Salâhattin Bey Yusuf'un boynu bükük halini fark ediyor ama sorgulamıyordu. Onu
düşündüren tek mesele kızı Muazzez'in mürüvvetiydi. Son zamanlarda sıklıkla adı
duyulan bir kızla hangi namuslu adam evlenmek isterdi? Kızını Şahinde’nin
ellerine bırakmak istemiyordu. Şahinde'nin damat adayı Şakir idi. Şahinde
eşeğini sağlam kazığa bağlamak istiyordu. Bunu anlamak hiç de zor değildi.
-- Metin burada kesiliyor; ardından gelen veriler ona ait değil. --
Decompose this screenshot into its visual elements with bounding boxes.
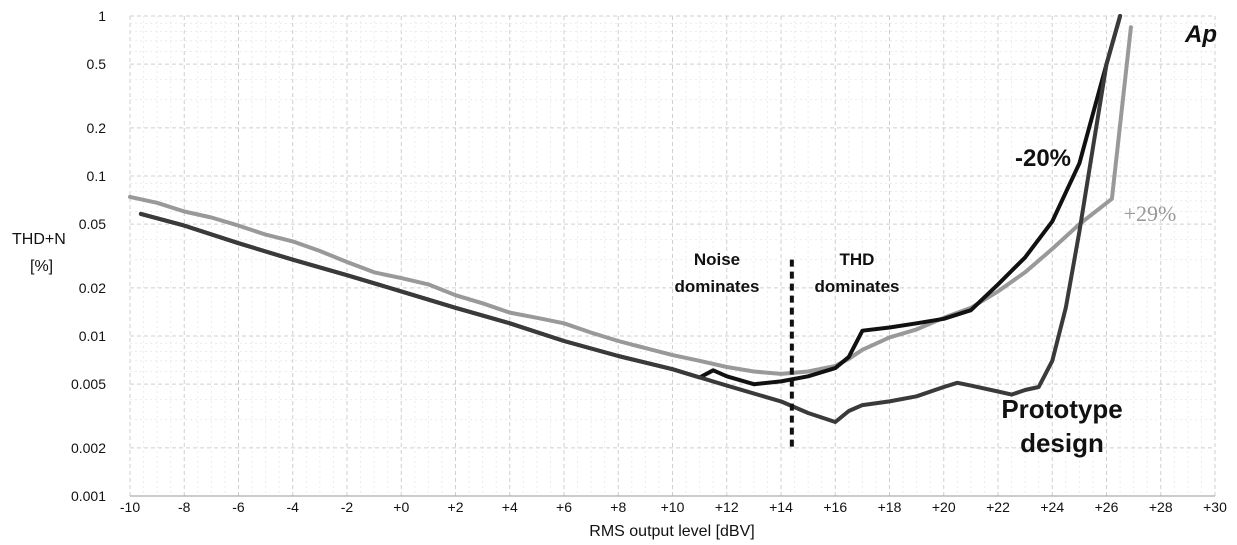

Çünkü son zamanlarda yeniden Hilmi Beylere gidip gelmeler artmıştı. Yalnızca
kendi gitmiyor, yanında kızını da götürüyordu. Muazzez bunlara tahammül
edemiyordu. Yaşıtları gibi davranmayıp bir kadın gibi düşünüp çareler arıyordu.
Şahinde’nin yine Hilmi Beylere gittiği bir
gün, Muazzez evden çıkmak üzere olan Yusuf’a, onu çok düşündürecek hatta onları
bambaşka yollara sürükleyecek o cümleyi söylemişti: “Belki bir gün canım
isteyecek.” Bu cümledeki ima hatta belki de tehdit, Yusuf’un canını sıkmıştı.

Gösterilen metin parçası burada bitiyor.